Иоселиани подолгу простаивал. Короткий съемочный период, потом многолетние паузы. Чем он занимался, когда не снимал? Обивал пороги инстанций, жаловался, плакался, пил горькую, дразнил советскую власть?
Почему-то уверен: Иоселиани занимался самым важным, просто жил. Человек, который умеет в своих фильмах настолько безболезненно нырять в повседневную суету и быть с нею наравне, очевидно, умеет жить и в промежутках между работами.
Кто он для меня? Кажется, тот человек, которого я всегда ощущал где-то на глубине своей души и до которого столь долго не мог достучаться. Посмотрев «Дрозда», понял, каким бы я хотел быть, и даже, каким был задуман.

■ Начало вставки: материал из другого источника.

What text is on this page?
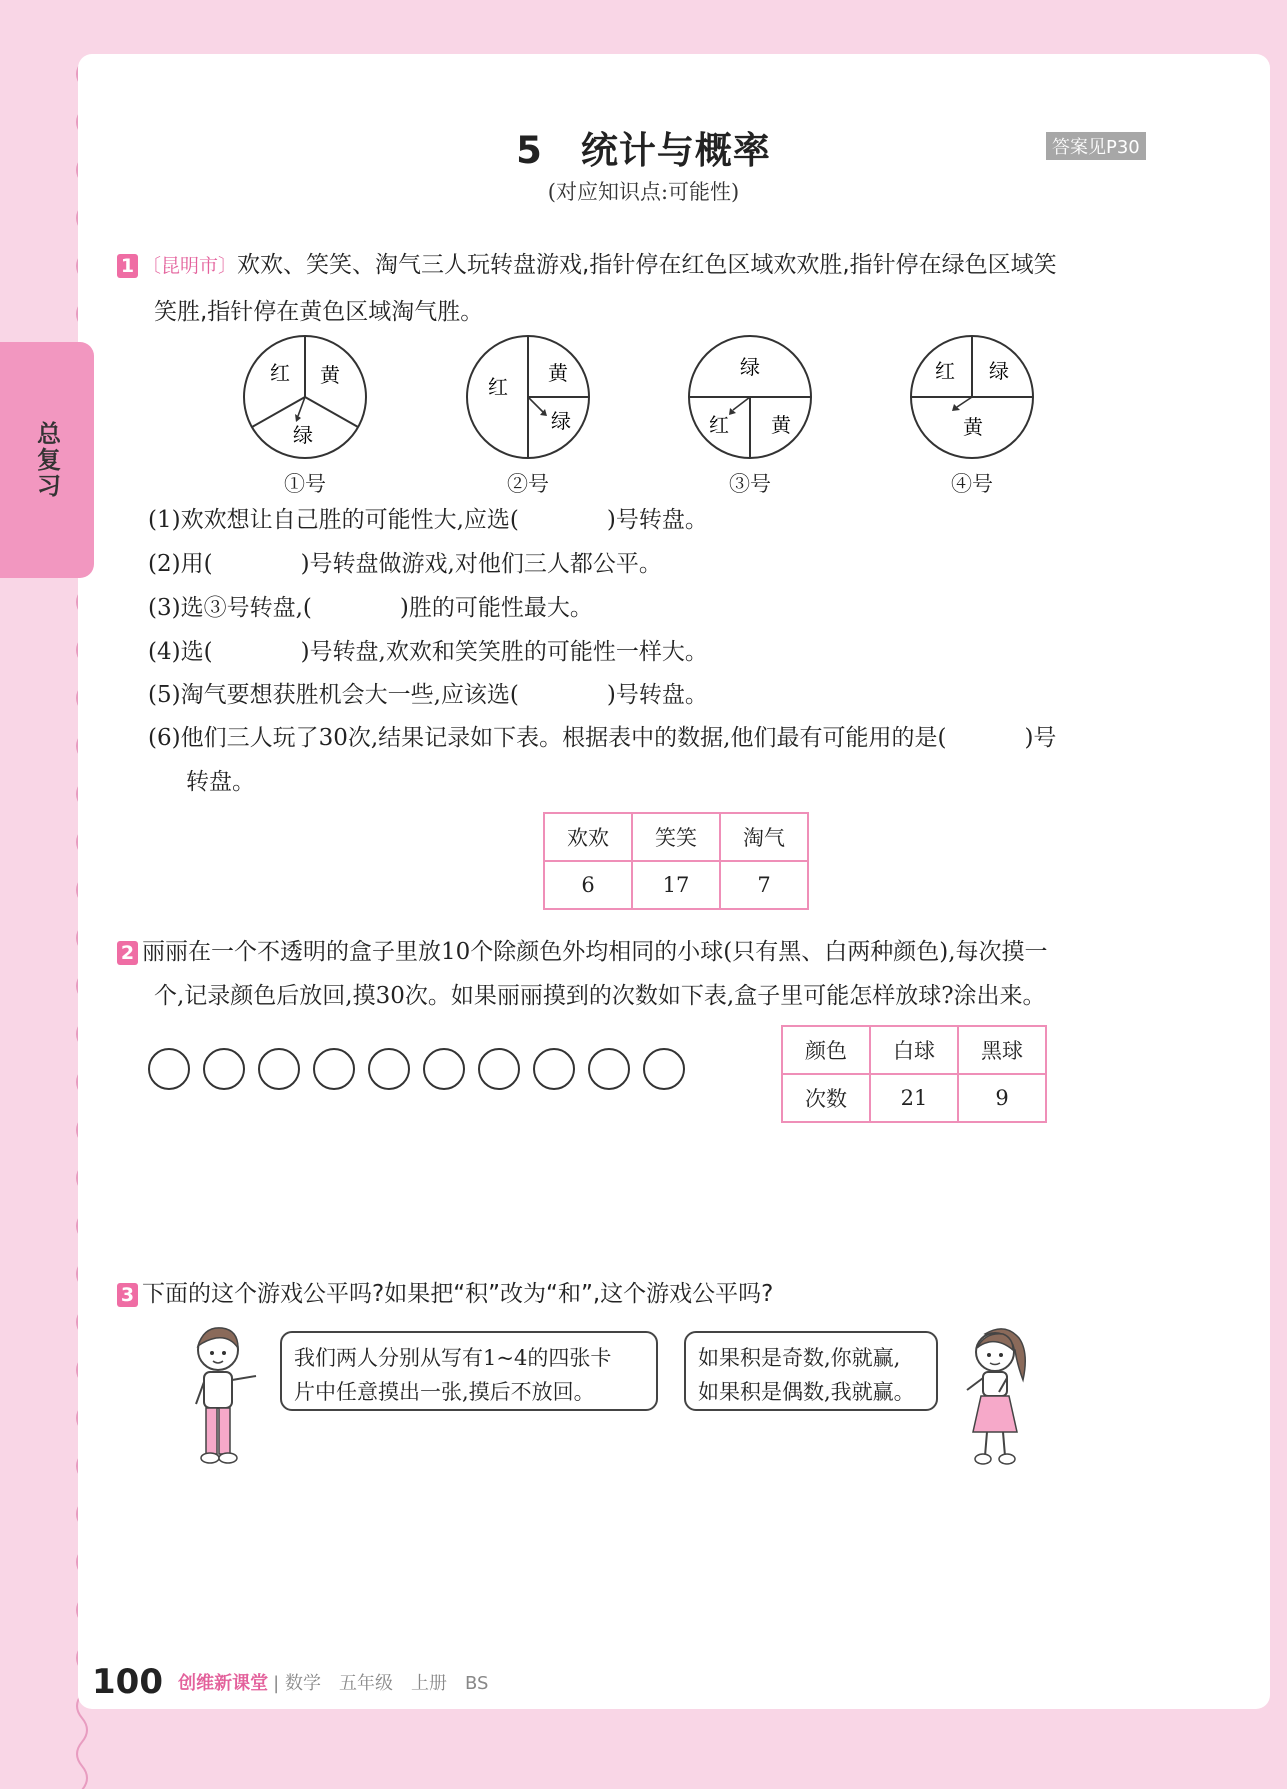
总复习
5　统计与概率
(对应知识点:可能性)
答案见P30
1 〔昆明市〕欢欢、笑笑、淘气三人玩转盘游戏,指针停在红色区域欢欢胜,指针停在绿色区域笑
笑胜,指针停在黄色区域淘气胜。
红 黄
绿
①号
红
黄
绿
②号
绿
红 黄
③号
红 绿
黄
④号
(1)欢欢想让自己胜的可能性大,应选(	)号转盘。
(2)用(	)号转盘做游戏,对他们三人都公平。
(3)选③号转盘,(	)胜的可能性最大。
(4)选(	)号转盘,欢欢和笑笑胜的可能性一样大。
(5)淘气要想获胜机会大一些,应该选(	)号转盘。
(6)他们三人玩了30次,结果记录如下表。根据表中的数据,他们最有可能用的是(	)号
转盘。
欢欢	笑笑	淘气
6	17	7
2 丽丽在一个不透明的盒子里放10个除颜色外均相同的小球(只有黑、白两种颜色),每次摸一
个,记录颜色后放回,摸30次。如果丽丽摸到的次数如下表,盒子里可能怎样放球?涂出来。
颜色	白球	黑球
次数	21	9
3 下面的这个游戏公平吗?如果把“积”改为“和”,这个游戏公平吗?
我们两人分别从写有1~4的四张卡
片中任意摸出一张,摸后不放回。
如果积是奇数,你就赢,
如果积是偶数,我就赢。
100 创维新课堂 | 数学　五年级　上册　BS
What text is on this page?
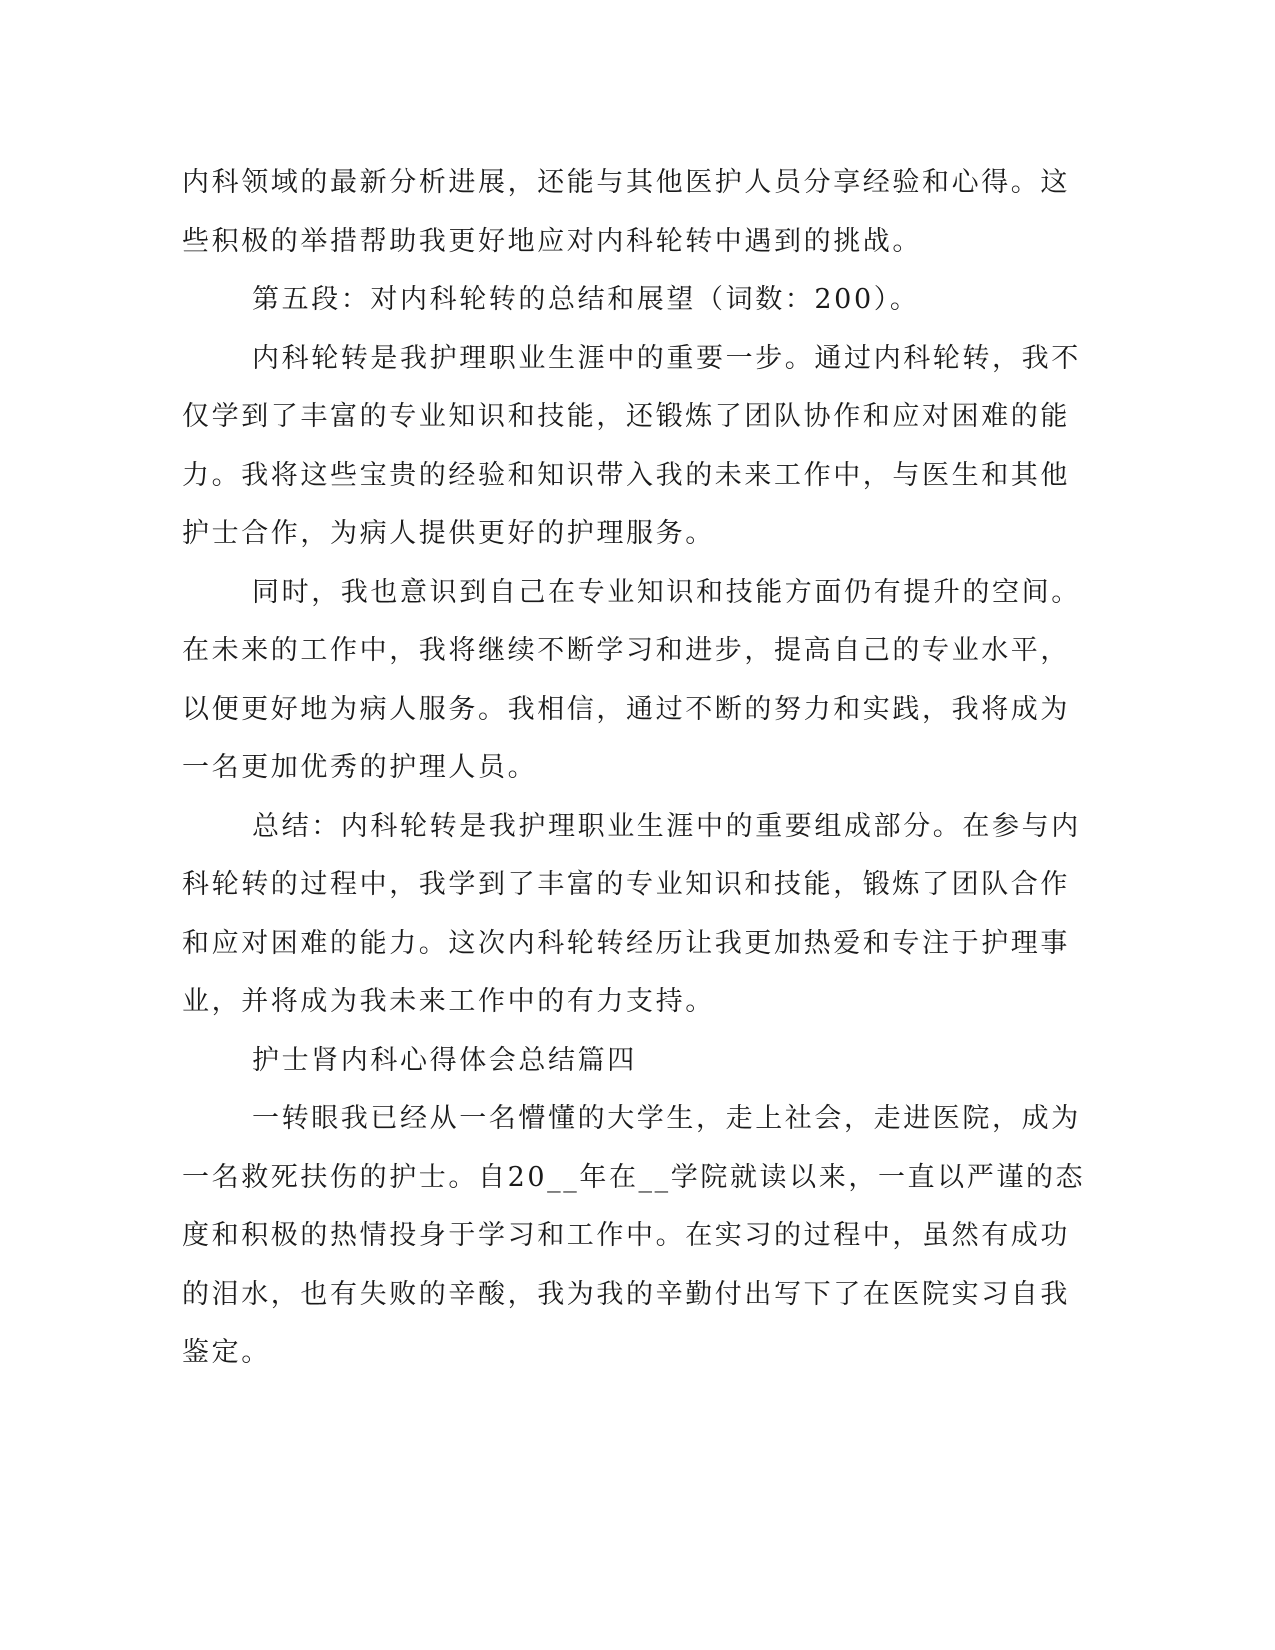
内科领域的最新分析进展，还能与其他医护人员分享经验和心得。这
些积极的举措帮助我更好地应对内科轮转中遇到的挑战。
第五段：对内科轮转的总结和展望（词数：200）。
内科轮转是我护理职业生涯中的重要一步。通过内科轮转，我不
仅学到了丰富的专业知识和技能，还锻炼了团队协作和应对困难的能
力。我将这些宝贵的经验和知识带入我的未来工作中，与医生和其他
护士合作，为病人提供更好的护理服务。
同时，我也意识到自己在专业知识和技能方面仍有提升的空间。
在未来的工作中，我将继续不断学习和进步，提高自己的专业水平，
以便更好地为病人服务。我相信，通过不断的努力和实践，我将成为
一名更加优秀的护理人员。
总结：内科轮转是我护理职业生涯中的重要组成部分。在参与内
科轮转的过程中，我学到了丰富的专业知识和技能，锻炼了团队合作
和应对困难的能力。这次内科轮转经历让我更加热爱和专注于护理事
业，并将成为我未来工作中的有力支持。
护士肾内科心得体会总结篇四
一转眼我已经从一名懵懂的大学生，走上社会，走进医院，成为
一名救死扶伤的护士。自20__年在__学院就读以来，一直以严谨的态
度和积极的热情投身于学习和工作中。在实习的过程中，虽然有成功
的泪水，也有失败的辛酸，我为我的辛勤付出写下了在医院实习自我
鉴定。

В России негласно принято суетиться в режиме «пахать». Наследие крепостного права? Доказано, однако, что эта вечно навязываемая нам манера поведения непродуктивна. Герой Иоселиани суетится, не напрягаясь, в режиме «порхать». Финал-то будет тем же самым, но вкус жизни — остается на губах.
Умнейший Виктор Шкловский написал о «Дрозде»: «Это нельзя назвать самодеятельностью — это можно назвать возведением быта в искусство». Похвалил, но как-то странно. Выходит, сомнения насчет «законности» метода у наших интеллектуалов имелись и имеются?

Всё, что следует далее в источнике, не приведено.